The memorial will consist of an Italian black marble monument 80 feet high by 36 inches wide and 8 inches thick, with a draped American flag engraved inside, as well as a depiction of the Korean Peninsula.
The proposed wording on the monument will say: “Dedicated to all veterans who served in Korea.”
âWe commissioned the monument from Corey Funeral Home,â Rohen said. “It is made of black marble, and there is no black marble available in the United States, so we hope to have it by April of next year.”
The memorial will be placed on a concrete slab deep enough to protect it from the freeze-thaw cycle.
âThe foundation has to descend several feet to support the weight of the monument, and under the foundation is a fairly heavy platform,â Rohen said. âWe want this to last a long time.
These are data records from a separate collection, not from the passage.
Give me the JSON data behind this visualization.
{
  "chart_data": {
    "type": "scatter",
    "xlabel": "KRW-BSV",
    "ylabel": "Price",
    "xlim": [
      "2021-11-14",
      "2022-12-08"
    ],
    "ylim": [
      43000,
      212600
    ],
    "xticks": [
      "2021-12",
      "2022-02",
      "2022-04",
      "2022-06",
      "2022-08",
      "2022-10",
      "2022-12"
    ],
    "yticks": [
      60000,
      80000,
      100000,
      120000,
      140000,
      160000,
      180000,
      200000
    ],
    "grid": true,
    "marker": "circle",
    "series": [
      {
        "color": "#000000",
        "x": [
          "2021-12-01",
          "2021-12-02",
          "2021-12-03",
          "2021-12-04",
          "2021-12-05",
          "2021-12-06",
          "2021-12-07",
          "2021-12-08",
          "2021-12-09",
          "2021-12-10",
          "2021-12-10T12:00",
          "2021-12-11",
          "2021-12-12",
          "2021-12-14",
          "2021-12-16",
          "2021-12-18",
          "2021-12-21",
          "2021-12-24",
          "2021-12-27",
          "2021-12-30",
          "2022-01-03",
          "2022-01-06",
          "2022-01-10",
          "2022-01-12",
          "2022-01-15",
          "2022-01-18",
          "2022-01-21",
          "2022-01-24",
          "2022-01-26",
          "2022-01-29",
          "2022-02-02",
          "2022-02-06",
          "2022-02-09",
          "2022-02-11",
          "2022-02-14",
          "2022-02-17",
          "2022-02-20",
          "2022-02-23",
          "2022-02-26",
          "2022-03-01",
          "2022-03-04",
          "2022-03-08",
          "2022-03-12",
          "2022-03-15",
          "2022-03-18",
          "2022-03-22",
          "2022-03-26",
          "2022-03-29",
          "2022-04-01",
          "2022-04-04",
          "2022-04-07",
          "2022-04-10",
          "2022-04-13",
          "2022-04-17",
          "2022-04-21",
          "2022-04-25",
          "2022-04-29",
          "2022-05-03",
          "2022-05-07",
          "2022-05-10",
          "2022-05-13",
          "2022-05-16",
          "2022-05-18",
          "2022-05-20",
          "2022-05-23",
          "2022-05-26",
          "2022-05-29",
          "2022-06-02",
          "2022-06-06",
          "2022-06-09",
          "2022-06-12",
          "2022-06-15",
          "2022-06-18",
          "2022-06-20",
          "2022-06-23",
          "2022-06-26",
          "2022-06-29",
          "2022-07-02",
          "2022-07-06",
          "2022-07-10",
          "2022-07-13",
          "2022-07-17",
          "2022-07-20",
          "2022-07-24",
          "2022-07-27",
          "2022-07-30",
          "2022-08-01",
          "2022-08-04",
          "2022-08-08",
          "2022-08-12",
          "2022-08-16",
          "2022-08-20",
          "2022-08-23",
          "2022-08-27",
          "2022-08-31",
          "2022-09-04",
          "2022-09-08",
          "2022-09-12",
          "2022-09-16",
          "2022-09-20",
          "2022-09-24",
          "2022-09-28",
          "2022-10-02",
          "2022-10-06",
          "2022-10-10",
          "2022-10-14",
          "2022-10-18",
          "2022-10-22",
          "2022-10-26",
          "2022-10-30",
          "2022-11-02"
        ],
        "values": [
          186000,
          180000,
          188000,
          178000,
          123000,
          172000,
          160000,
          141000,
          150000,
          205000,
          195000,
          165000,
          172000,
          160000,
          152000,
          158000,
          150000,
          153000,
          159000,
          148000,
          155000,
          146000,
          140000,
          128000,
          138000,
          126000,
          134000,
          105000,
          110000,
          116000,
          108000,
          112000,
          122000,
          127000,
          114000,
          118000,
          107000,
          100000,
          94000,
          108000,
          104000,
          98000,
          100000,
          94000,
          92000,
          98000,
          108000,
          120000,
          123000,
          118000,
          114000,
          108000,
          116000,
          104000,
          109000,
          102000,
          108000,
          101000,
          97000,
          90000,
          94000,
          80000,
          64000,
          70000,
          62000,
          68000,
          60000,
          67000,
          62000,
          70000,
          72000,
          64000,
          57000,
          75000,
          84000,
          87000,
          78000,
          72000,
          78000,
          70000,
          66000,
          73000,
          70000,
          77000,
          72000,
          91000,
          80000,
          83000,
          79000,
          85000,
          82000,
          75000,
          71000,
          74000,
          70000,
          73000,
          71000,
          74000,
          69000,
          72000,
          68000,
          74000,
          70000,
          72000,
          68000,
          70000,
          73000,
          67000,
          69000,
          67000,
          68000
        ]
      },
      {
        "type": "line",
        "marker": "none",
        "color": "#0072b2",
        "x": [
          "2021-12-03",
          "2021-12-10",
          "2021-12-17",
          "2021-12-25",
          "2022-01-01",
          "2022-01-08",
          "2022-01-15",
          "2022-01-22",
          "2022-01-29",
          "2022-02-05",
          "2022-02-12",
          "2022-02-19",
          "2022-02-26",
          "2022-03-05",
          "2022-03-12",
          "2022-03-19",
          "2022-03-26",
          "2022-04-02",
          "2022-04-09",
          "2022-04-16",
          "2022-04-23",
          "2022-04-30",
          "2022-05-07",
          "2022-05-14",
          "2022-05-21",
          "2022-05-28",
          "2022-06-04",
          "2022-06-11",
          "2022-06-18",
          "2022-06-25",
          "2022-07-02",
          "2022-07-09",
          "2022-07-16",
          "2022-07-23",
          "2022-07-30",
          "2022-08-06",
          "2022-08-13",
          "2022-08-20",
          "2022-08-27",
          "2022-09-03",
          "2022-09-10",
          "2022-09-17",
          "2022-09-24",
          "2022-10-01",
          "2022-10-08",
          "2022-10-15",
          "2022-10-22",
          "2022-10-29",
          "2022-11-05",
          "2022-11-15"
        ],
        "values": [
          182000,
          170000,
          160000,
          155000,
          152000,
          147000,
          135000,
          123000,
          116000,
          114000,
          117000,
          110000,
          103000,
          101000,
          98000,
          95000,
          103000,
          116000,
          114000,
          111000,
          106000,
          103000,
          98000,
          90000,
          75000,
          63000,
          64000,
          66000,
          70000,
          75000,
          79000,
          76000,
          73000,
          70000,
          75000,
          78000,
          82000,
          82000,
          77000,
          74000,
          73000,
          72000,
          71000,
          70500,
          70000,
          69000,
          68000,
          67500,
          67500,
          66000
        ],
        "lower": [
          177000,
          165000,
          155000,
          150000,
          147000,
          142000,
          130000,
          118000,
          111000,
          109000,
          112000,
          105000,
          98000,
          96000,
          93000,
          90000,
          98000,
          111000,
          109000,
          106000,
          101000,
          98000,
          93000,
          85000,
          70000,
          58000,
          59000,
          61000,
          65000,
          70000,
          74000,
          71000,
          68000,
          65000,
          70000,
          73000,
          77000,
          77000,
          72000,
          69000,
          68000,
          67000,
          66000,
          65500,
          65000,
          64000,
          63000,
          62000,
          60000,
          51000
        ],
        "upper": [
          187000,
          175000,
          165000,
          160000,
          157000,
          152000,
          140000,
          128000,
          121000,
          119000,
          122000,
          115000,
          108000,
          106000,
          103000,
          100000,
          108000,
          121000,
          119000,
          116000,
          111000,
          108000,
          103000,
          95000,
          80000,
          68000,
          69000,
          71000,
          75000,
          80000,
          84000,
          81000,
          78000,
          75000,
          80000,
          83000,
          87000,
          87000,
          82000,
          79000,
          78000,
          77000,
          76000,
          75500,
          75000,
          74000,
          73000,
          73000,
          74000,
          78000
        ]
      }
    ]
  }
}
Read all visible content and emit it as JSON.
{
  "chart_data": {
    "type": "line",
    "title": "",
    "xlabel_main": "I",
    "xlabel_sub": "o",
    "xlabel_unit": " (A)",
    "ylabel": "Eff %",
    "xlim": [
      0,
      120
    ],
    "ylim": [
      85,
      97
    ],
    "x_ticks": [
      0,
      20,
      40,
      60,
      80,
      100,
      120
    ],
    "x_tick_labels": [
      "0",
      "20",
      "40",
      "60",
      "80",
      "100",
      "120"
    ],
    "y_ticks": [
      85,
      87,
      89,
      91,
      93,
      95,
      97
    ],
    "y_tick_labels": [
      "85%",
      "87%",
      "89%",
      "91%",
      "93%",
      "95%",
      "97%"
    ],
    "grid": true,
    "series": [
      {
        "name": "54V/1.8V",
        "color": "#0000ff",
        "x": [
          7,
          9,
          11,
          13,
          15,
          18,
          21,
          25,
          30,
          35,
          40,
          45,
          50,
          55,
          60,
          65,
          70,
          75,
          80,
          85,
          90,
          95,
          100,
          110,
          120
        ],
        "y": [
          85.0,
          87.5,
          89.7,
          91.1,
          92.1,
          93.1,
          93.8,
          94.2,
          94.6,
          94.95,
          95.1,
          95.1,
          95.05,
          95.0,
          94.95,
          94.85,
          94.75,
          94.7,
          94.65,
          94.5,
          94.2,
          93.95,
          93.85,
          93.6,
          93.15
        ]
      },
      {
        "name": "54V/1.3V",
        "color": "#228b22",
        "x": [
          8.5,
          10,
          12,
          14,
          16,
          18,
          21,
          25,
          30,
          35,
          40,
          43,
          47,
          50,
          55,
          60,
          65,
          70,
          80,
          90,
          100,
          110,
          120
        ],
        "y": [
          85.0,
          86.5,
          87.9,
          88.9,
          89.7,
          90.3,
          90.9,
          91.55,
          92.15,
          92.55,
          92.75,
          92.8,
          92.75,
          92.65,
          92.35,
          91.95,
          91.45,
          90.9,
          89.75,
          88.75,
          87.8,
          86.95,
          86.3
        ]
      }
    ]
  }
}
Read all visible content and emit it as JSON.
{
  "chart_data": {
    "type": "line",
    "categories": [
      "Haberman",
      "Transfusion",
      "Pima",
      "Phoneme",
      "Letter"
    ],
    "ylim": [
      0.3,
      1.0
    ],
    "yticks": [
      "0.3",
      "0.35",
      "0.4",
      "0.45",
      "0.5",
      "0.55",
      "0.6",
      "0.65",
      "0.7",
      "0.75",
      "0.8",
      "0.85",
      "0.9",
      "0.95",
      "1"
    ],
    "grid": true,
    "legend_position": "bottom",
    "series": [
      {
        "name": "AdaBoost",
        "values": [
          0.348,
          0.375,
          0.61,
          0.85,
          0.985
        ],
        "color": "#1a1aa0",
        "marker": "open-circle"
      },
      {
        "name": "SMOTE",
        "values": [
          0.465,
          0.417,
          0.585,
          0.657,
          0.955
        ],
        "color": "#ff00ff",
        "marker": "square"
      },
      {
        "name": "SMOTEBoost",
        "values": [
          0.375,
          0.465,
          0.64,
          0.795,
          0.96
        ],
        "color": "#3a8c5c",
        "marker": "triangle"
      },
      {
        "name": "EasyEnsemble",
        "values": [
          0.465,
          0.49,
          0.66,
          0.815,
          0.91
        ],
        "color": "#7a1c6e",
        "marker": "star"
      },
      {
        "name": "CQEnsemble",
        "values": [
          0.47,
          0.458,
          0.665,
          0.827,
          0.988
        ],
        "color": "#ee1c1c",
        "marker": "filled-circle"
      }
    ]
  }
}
Rohen and Bricked told City Council they hope the city will help create a brick walkway leading to the monument that matches Guyton Park’s current brick walks.
âWe now have bricks in the walkway and we want to match them,â Rohen said. âComing out of Main Street, there is a walkway that leads to the main WWII monument in the park. Halfway between the sidewalk and this monument, this is where we propose to place the new monument. I told them we would do the catwalk like the rest of the catwalks there. “
The inauguration of the monument is tentatively scheduled for Memorial Day 2022.
The project is funded in large part by a generous donation from the family of George Becker. With that, they have all the funding they need to complete it, Rohen said.
âA lot of it is donated,â he said. “Mark Corey orders the monument and all for nothing, and the guy who does the cement work volunteers for all the cement work.”
However, he added that while they aren’t soliciting donations at this time, the Post is ready to take anything anyone wants to give.
Guyton Park is dedicated to the memory of Joseph Guyton, the first American to be killed on German soil in WWI. It includes a commemorative plaque dedicated to Guyton and a monument to those who died in World War II and the Vietnam War.